Say what you will about the Red Sox, the Bruins, or Boston politicians, the city’s people sure know how to respond to an act of terror. There are textbooks on how to respond to attacks at large public events like the Boston Marathon, and what happened in Massachusetts — from the first response to the investigation to the pursuit of the perpetrators — is strictly by the book.
As a result, it looks like federal, state, and local authorities did the right things, and they did them without shredding the Constitution, going all “Chicken Little,” or making a bad situation worse.
What went right didn’t happen by accident. All the good parts of the response were the product of more than a decade’s worth of rethinking and practicing homeland-security procedures. Key to this reimagining of our national-security enterprise was the formation of a cooperative, collaborative team out of agencies that before 9/11 often regarded each other as rivals.
When FBI director Robert Mueller said he was going to remold the bureau into a terrorist-fighting organization, he meant it. The bureau went from having a handful of Joint Terrorism Task Forces to over 100. It built out an international network of legal attachés (“legats”) who coordinate with law enforcement around the world. Major cities, including Boston, got into the business of intelligence analysis and information sharing with the FBI and other state and local law-enforcement agencies.

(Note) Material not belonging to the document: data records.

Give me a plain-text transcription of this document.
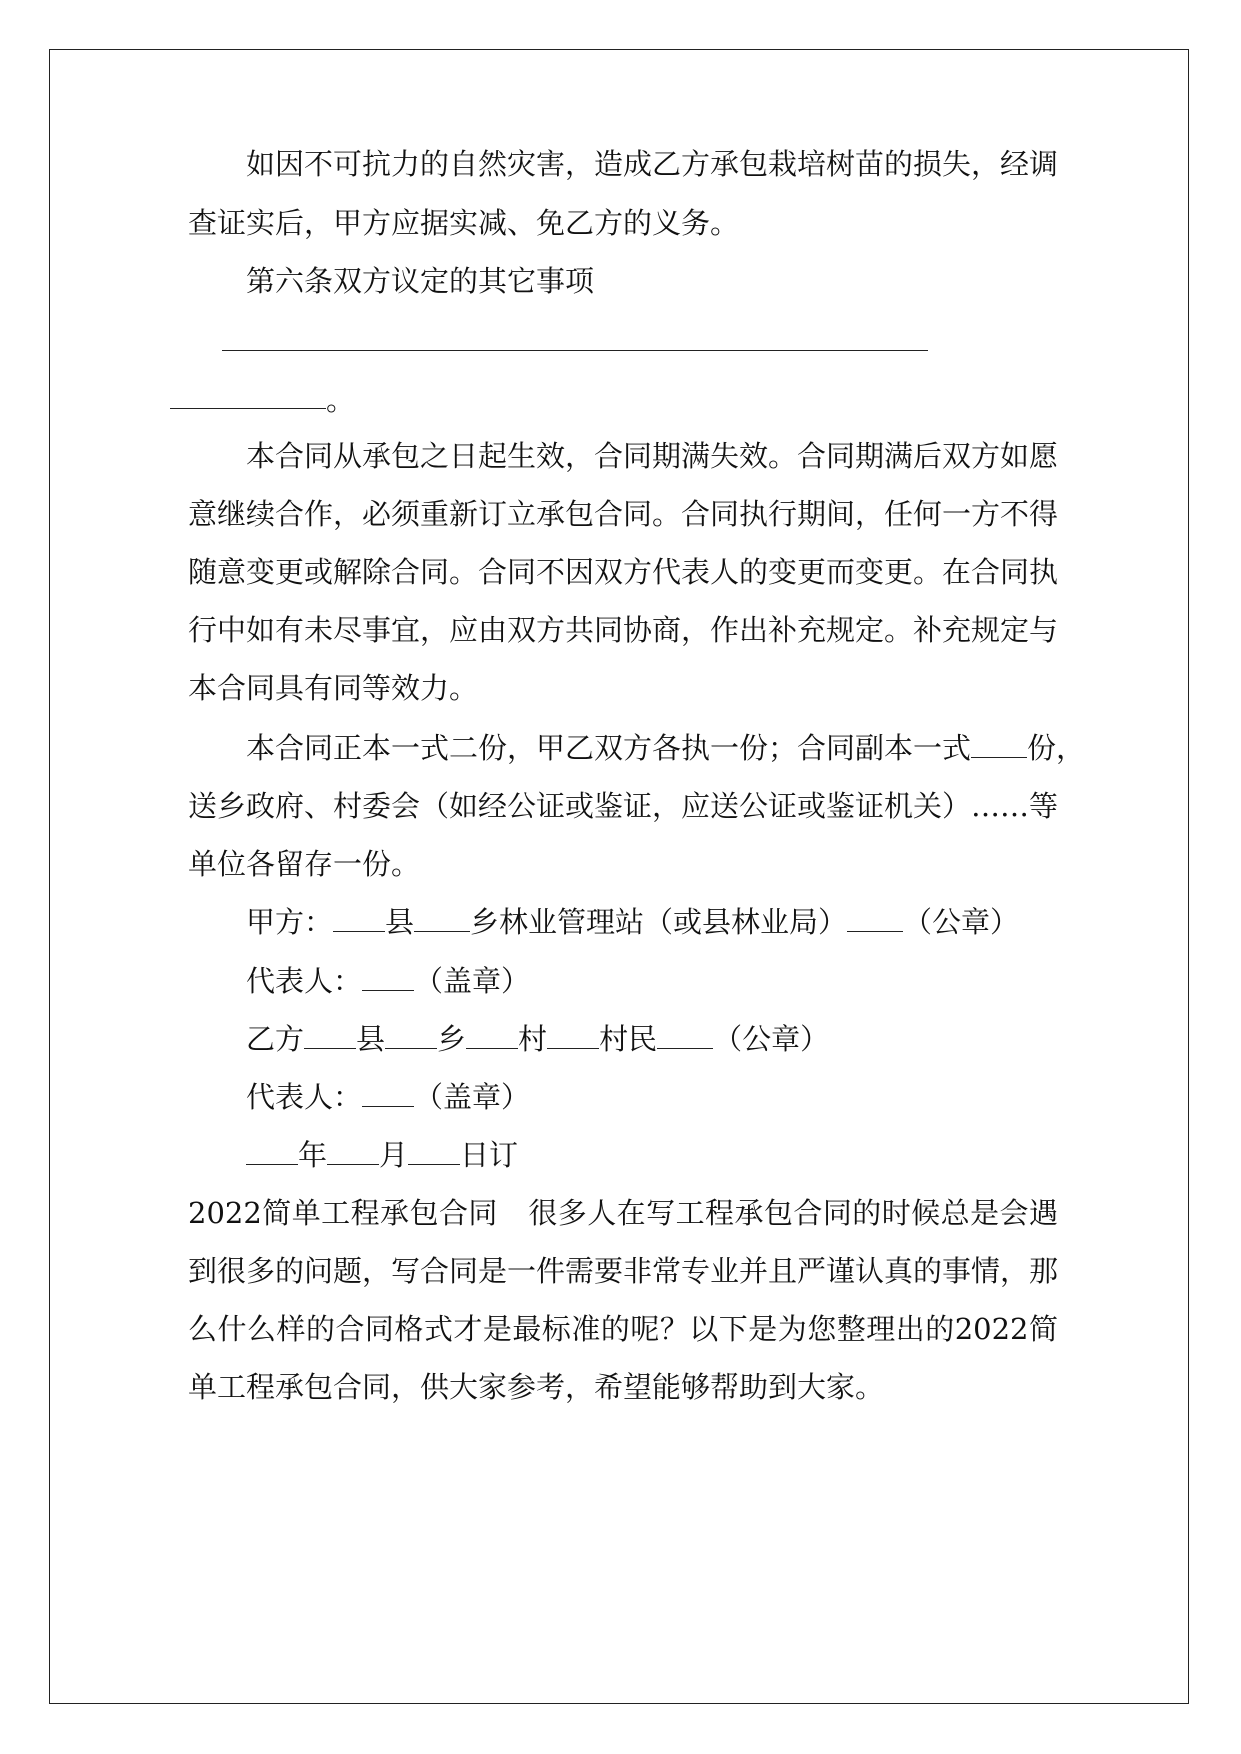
如因不可抗力的自然灾害，造成乙方承包栽培树苗的损失，经调
查证实后，甲方应据实减、免乙方的义务。
第六条双方议定的其它事项
。
本合同从承包之日起生效，合同期满失效。合同期满后双方如愿
意继续合作，必须重新订立承包合同。合同执行期间，任何一方不得
随意变更或解除合同。合同不因双方代表人的变更而变更。在合同执
行中如有未尽事宜，应由双方共同协商，作出补充规定。补充规定与
本合同具有同等效力。
本合同正本一式二份，甲乙双方各执一份；合同副本一式 份，
送乡政府、村委会（如经公证或鉴证，应送公证或鉴证机关）……等
单位各留存一份。
甲方： 县 乡林业管理站（或县林业局） （公章）
代表人： （盖章）
乙方 县 乡 村 村民 （公章）
代表人： （盖章）
年 月 日订
2022简单工程承包合同 很多人在写工程承包合同的时候总是会遇
到很多的问题，写合同是一件需要非常专业并且严谨认真的事情，那
么什么样的合同格式才是最标准的呢？以下是为您整理出的2022简
单工程承包合同，供大家参考，希望能够帮助到大家。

They planned and trained with other responders and coordinated their work with other communities.
As a result, on the day of the marathon, the “after the attack” response went very well, and it’s what we should expect in the wake of future attacks of this nature.

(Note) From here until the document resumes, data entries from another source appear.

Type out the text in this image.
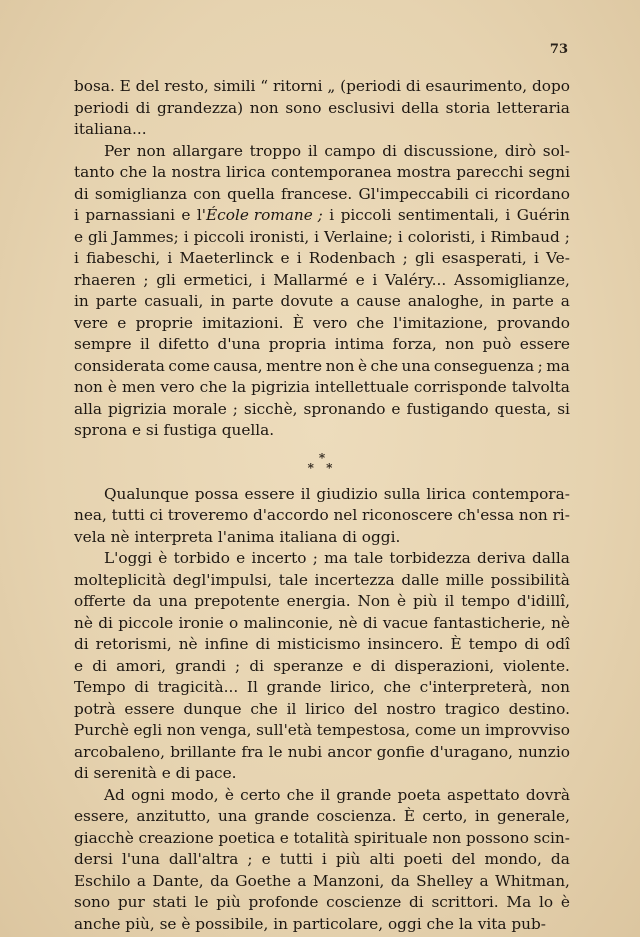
73
bosa. E del resto, simili “ ritorni „ (periodi di esaurimento, dopo
periodi di grandezza) non sono esclusivi della storia letteraria
italiana...
Per non allargare troppo il campo di discussione, dirò sol-
tanto che la nostra lirica contemporanea mostra parecchi segni
di somiglianza con quella francese. Gl'impeccabili ci ricordano
i parnassiani e l'École romane ; i piccoli sentimentali, i Guérin
e gli Jammes; i piccoli ironisti, i Verlaine; i coloristi, i Rimbaud ;
i fiabeschi, i Maeterlinck e i Rodenbach ; gli esasperati, i Ve-
rhaeren ; gli ermetici, i Mallarmé e i Valéry... Assomiglianze,
in parte casuali, in parte dovute a cause analoghe, in parte a
vere e proprie imitazioni. È vero che l'imitazione, provando
sempre il difetto d'una propria intima forza, non può essere
considerata come causa, mentre non è che una conseguenza ; ma
non è men vero che la pigrizia intellettuale corrisponde talvolta
alla pigrizia morale ; sicchè, spronando e fustigando questa, si
sprona e si fustiga quella.
*
* *
Qualunque possa essere il giudizio sulla lirica contempora-
nea, tutti ci troveremo d'accordo nel riconoscere ch'essa non ri-
vela nè interpreta l'anima italiana di oggi.
L'oggi è torbido e incerto ; ma tale torbidezza deriva dalla
molteplicità degl'impulsi, tale incertezza dalle mille possibilità
offerte da una prepotente energia. Non è più il tempo d'idillî,
nè di piccole ironie o malinconie, nè di vacue fantasticherie, nè
di retorismi, nè infine di misticismo insincero. È tempo di odî
e di amori, grandi ; di speranze e di disperazioni, violente.
Tempo di tragicità... Il grande lirico, che c'interpreterà, non
potrà essere dunque che il lirico del nostro tragico destino.
Purchè egli non venga, sull'età tempestosa, come un improvviso
arcobaleno, brillante fra le nubi ancor gonfie d'uragano, nunzio
di serenità e di pace.
Ad ogni modo, è certo che il grande poeta aspettato dovrà
essere, anzitutto, una grande coscienza. È certo, in generale,
giacchè creazione poetica e totalità spirituale non possono scin-
dersi l'una dall'altra ; e tutti i più alti poeti del mondo, da
Eschilo a Dante, da Goethe a Manzoni, da Shelley a Whitman,
sono pur stati le più profonde coscienze di scrittori. Ma lo è
anche più, se è possibile, in particolare, oggi che la vita pub-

But this is not to say that all is well with our homeland security. There are still plenty of remnants of the post-9/11 knee-jerk responses that made no sense. Silly, “feel good” security measures that serve no purpose are still out there, such as Washington’s ridiculous mandate to scan every container shipped to the United States.
Checkbook security abounds as well. For example, the federal government hands out many millions of dollars every year to small fire departments in security grants, when research shows they have little or no impact on public safety. The 9/11 Commission condemned such approaches as “pork-barrel” security, but politicians are loath to give them up.
After the 9/11 terrorist attacks, Washington opened the spigots, pouring “security grants” into the states. Most of that money could have been better spent elsewhere — e.g., the U.S. Coast Guard, part of the Department of Homeland Security, is sailing ships old enough to collect Social Security, but Washington has preferred to hand out checks to local officials.
Now, after a decade-long spending binge, the cash flow is coming to an end and there isn’t much to show for it. What has and will continue to endure, though, are efforts to get federal, state, and local officials to pull together in time of crisis rather than row in their own directions.
Perhaps even more important than the responses to attacks, public-safety forces have done a solid job of making the U.S. a harder target for terrorists. The list of attempted attacks that have been thwarted on U.S. soil since 9/11 now numbers more than 50.
As the investigation into what happened in Boston continues, officials may well find old clues that should have tipped off authorities to move against the terrorists before they attacked. (Think of the shootings at Fort Hood.) If there gaps or mistakes are uncovered, law enforcement can and should learn from them. But we should not give in to the urge to do “something” – rewire the system, re-open the pipeline of homeland-security grants, persecute some group, or shave off another civil liberty.
Instead, America should take its cue from the people of Boston: Keep calm and carry on.
— James Jay Carafano is vice president of defense and foreign policy studies at the Heritage Foundation.